Müllgebühr und Rückerstattung der Mehrwertsteuer VZS und CRTCU aus Trient strengen Sammelklage gegen die Trenta SPA an: die erste auf lokaler Ebene

 

Gemäß der nationalen und lokalen Gesetzgebung sowie der Rechtsprechung kann der Mülltarif, ob nun unter dem Namen TIA1, TIA2 oder Tares, nicht der Mehrwertsteuer (MwSt.) unterworfen werden.

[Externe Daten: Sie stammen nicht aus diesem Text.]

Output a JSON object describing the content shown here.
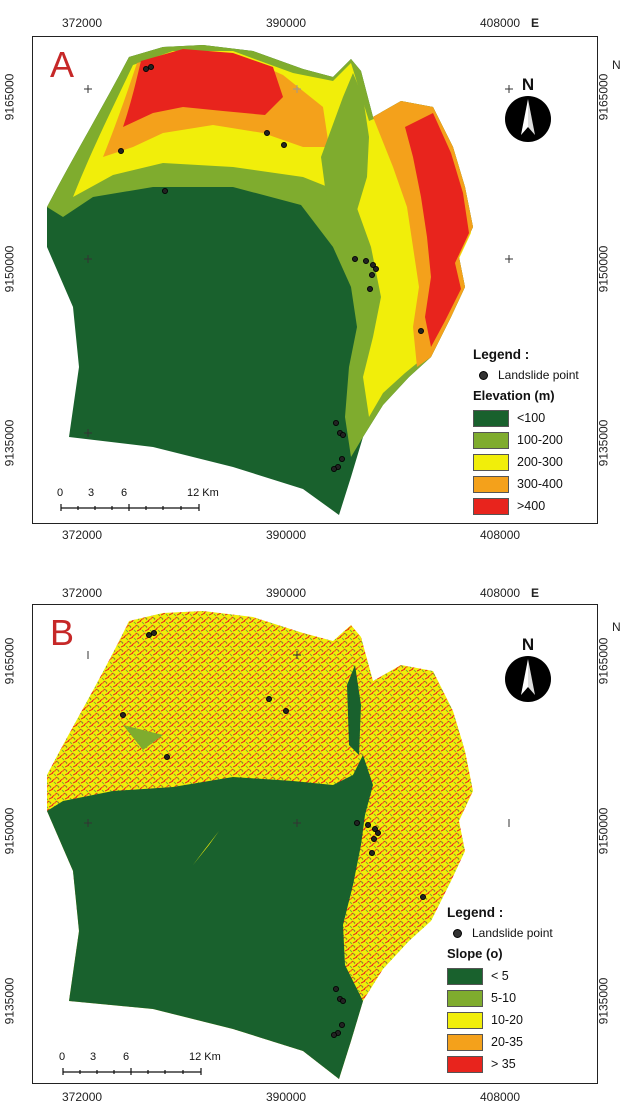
{
  "panels": {
    "a": {
      "letter": "A",
      "top_ticks": [
        "372000",
        "390000",
        "408000"
      ],
      "bottom_ticks": [
        "372000",
        "390000",
        "408000"
      ],
      "east_label": "E",
      "north_label_right": "N",
      "left_ticks": [
        "9165000",
        "9150000",
        "9135000"
      ],
      "right_ticks": [
        "9165000",
        "9150000",
        "9135000"
      ],
      "north_arrow": "N",
      "legend": {
        "title": "Legend :",
        "point_label": "Landslide point",
        "subtitle": "Elevation (m)",
        "classes": [
          {
            "label": "<100",
            "color": "#19612d"
          },
          {
            "label": "100-200",
            "color": "#7fac2e"
          },
          {
            "label": "200-300",
            "color": "#f1ee0a"
          },
          {
            "label": "300-400",
            "color": "#f4a11b"
          },
          {
            "label": ">400",
            "color": "#e8241d"
          }
        ]
      },
      "scale": {
        "ticks": [
          "0",
          "3",
          "6",
          "12 Km"
        ]
      }
    },
    "b": {
      "letter": "B",
      "top_ticks": [
        "372000",
        "390000",
        "408000"
      ],
      "bottom_ticks": [
        "372000",
        "390000",
        "408000"
      ],
      "east_label": "E",
      "north_label_right": "N",
      "left_ticks": [
        "9165000",
        "9150000",
        "9135000"
      ],
      "right_ticks": [
        "9165000",
        "9150000",
        "9135000"
      ],
      "north_arrow": "N",
      "legend": {
        "title": "Legend :",
        "point_label": "Landslide point",
        "subtitle": "Slope (o)",
        "classes": [
          {
            "label": "< 5",
            "color": "#19612d"
          },
          {
            "label": "5-10",
            "color": "#7fac2e"
          },
          {
            "label": "10-20",
            "color": "#f1ee0a"
          },
          {
            "label": "20-35",
            "color": "#f4a11b"
          },
          {
            "label": "> 35",
            "color": "#e8241d"
          }
        ]
      },
      "scale": {
        "ticks": [
          "0",
          "3",
          "6",
          "12 Km"
        ]
      }
    }
  }
}
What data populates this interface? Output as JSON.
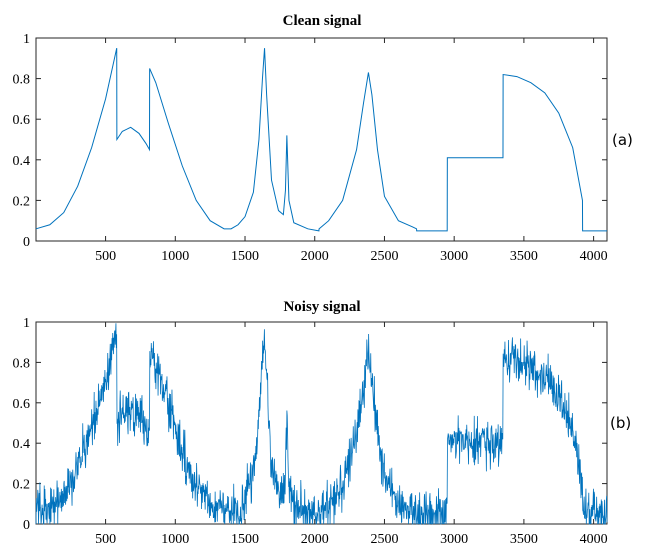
{
  "chart_data": [
    {
      "type": "line",
      "title": "Clean signal",
      "panel_label": "(a)",
      "xlabel": "",
      "ylabel": "",
      "xlim": [
        1,
        4096
      ],
      "ylim": [
        0,
        1
      ],
      "grid": false,
      "x_ticks": [
        500,
        1000,
        1500,
        2000,
        2500,
        3000,
        3500,
        4000
      ],
      "y_ticks": [
        0,
        0.2,
        0.4,
        0.6,
        0.8,
        1
      ],
      "y_tick_labels": [
        "0",
        "0.2",
        "0.4",
        "0.6",
        "0.8",
        "1"
      ],
      "color": "#0072BD",
      "series": [
        {
          "x": [
            1,
            100,
            200,
            300,
            400,
            500,
            580,
            581,
            620,
            680,
            740,
            790,
            815,
            816,
            860,
            950,
            1050,
            1150,
            1250,
            1350,
            1400,
            1450,
            1500,
            1560,
            1600,
            1625,
            1640,
            1655,
            1690,
            1740,
            1775,
            1790,
            1800,
            1815,
            1850,
            1950,
            2030,
            2031,
            2100,
            2200,
            2300,
            2350,
            2385,
            2410,
            2450,
            2500,
            2600,
            2700,
            2730,
            2731,
            2950,
            2951,
            3350,
            3351,
            3450,
            3550,
            3650,
            3750,
            3850,
            3920,
            3921,
            4096
          ],
          "y": [
            0.06,
            0.08,
            0.14,
            0.27,
            0.46,
            0.7,
            0.95,
            0.5,
            0.54,
            0.56,
            0.53,
            0.48,
            0.45,
            0.85,
            0.78,
            0.58,
            0.37,
            0.2,
            0.1,
            0.06,
            0.06,
            0.08,
            0.12,
            0.24,
            0.5,
            0.8,
            0.95,
            0.72,
            0.3,
            0.15,
            0.13,
            0.25,
            0.52,
            0.2,
            0.09,
            0.06,
            0.05,
            0.06,
            0.1,
            0.2,
            0.45,
            0.68,
            0.83,
            0.72,
            0.45,
            0.22,
            0.1,
            0.07,
            0.06,
            0.05,
            0.05,
            0.41,
            0.41,
            0.82,
            0.81,
            0.78,
            0.73,
            0.63,
            0.46,
            0.2,
            0.05,
            0.05
          ]
        }
      ]
    },
    {
      "type": "line",
      "title": "Noisy signal",
      "panel_label": "(b)",
      "xlabel": "",
      "ylabel": "",
      "xlim": [
        1,
        4096
      ],
      "ylim": [
        0,
        1
      ],
      "grid": false,
      "x_ticks": [
        500,
        1000,
        1500,
        2000,
        2500,
        3000,
        3500,
        4000
      ],
      "y_ticks": [
        0,
        0.2,
        0.4,
        0.6,
        0.8,
        1
      ],
      "y_tick_labels": [
        "0",
        "0.2",
        "0.4",
        "0.6",
        "0.8",
        "1"
      ],
      "color": "#0072BD",
      "noise_amplitude": 0.07,
      "series": [
        {
          "x": [
            1,
            100,
            200,
            300,
            400,
            500,
            580,
            581,
            620,
            680,
            740,
            790,
            815,
            816,
            860,
            950,
            1050,
            1150,
            1250,
            1350,
            1400,
            1450,
            1500,
            1560,
            1600,
            1625,
            1640,
            1655,
            1690,
            1740,
            1775,
            1790,
            1800,
            1815,
            1850,
            1950,
            2030,
            2031,
            2100,
            2200,
            2300,
            2350,
            2385,
            2410,
            2450,
            2500,
            2600,
            2700,
            2730,
            2731,
            2950,
            2951,
            3350,
            3351,
            3450,
            3550,
            3650,
            3750,
            3850,
            3920,
            3921,
            4096
          ],
          "y": [
            0.06,
            0.08,
            0.14,
            0.27,
            0.46,
            0.7,
            0.95,
            0.5,
            0.54,
            0.56,
            0.53,
            0.48,
            0.45,
            0.85,
            0.78,
            0.58,
            0.37,
            0.2,
            0.1,
            0.06,
            0.06,
            0.08,
            0.12,
            0.24,
            0.5,
            0.8,
            0.95,
            0.72,
            0.3,
            0.15,
            0.13,
            0.25,
            0.52,
            0.2,
            0.09,
            0.06,
            0.05,
            0.06,
            0.1,
            0.2,
            0.45,
            0.68,
            0.83,
            0.72,
            0.45,
            0.22,
            0.1,
            0.07,
            0.06,
            0.05,
            0.05,
            0.41,
            0.41,
            0.82,
            0.81,
            0.78,
            0.73,
            0.63,
            0.46,
            0.2,
            0.05,
            0.05
          ]
        }
      ]
    }
  ]
}
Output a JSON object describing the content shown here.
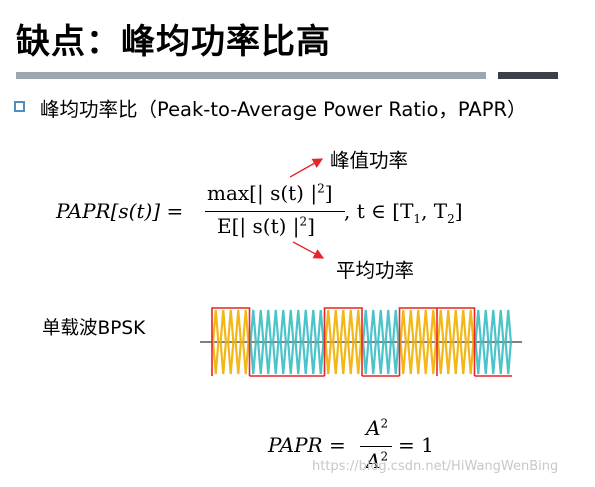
{
  "slide": {
    "title": "缺点：峰均功率比高",
    "bullet": "峰均功率比（Peak-to-Average Power Ratio，PAPR）"
  },
  "formula1": {
    "lhs": "PAPR[s(t)] =",
    "numerator": "max[| s(t) |",
    "num_exp": "2",
    "num_close": "]",
    "denominator": "E[| s(t) |",
    "den_exp": "2",
    "den_close": "]",
    "condition": ",  t ∈ [T",
    "cond_sub1": "1",
    "cond_mid": ", T",
    "cond_sub2": "2",
    "cond_close": "]"
  },
  "annotations": {
    "peak_power": "峰值功率",
    "average_power": "平均功率"
  },
  "bpsk": {
    "label": "单载波BPSK",
    "bits": [
      1,
      0,
      0,
      1,
      0,
      1,
      1,
      0
    ],
    "colors": {
      "high": "#f2b81a",
      "low": "#4cc3c9",
      "envelope": "#e8252a",
      "axis": "#000000"
    }
  },
  "formula2": {
    "lhs": "PAPR =",
    "numerator": "A",
    "num_exp": "2",
    "denominator": "A",
    "den_exp": "2",
    "rhs": "= 1"
  },
  "watermark": "https://blog.csdn.net/HiWangWenBing",
  "colors": {
    "rule_gray": "#9ea6b0",
    "rule_dark": "#3b4149",
    "bullet": "#4e8fbf",
    "arrow": "#e8252a"
  }
}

Die Rechtsprechung, sei es in der Sache selbst, als auch in Bezug auf Rechtmäßigkeit, und auch auf Verfassungsebene hat sich schon zum wiederholten Male eindeutig in diesem Sinne ausgesprochen: die Gebühren für die Müllentsorgung fallen nicht in den Anwendungsbereich der Mehrwertsteuer.

Grundsätzlich kann die MwSt. nicht anwendbar sein (da nicht der Steuer unterliegend, ausgeschlossen oder befreit), wenn: 
a) vom Gesetz ausdrücklich so vorgesehen oder 
b) aufgrund der steuerrechtlichen Natur des Beitrages (auf einer Rechnung oder anderem zweckmäßigen Dokument), welche gemäß den Artikeln 1 und 3 des DPR 633/72 die Besteuerung einer Steuer ausschließt.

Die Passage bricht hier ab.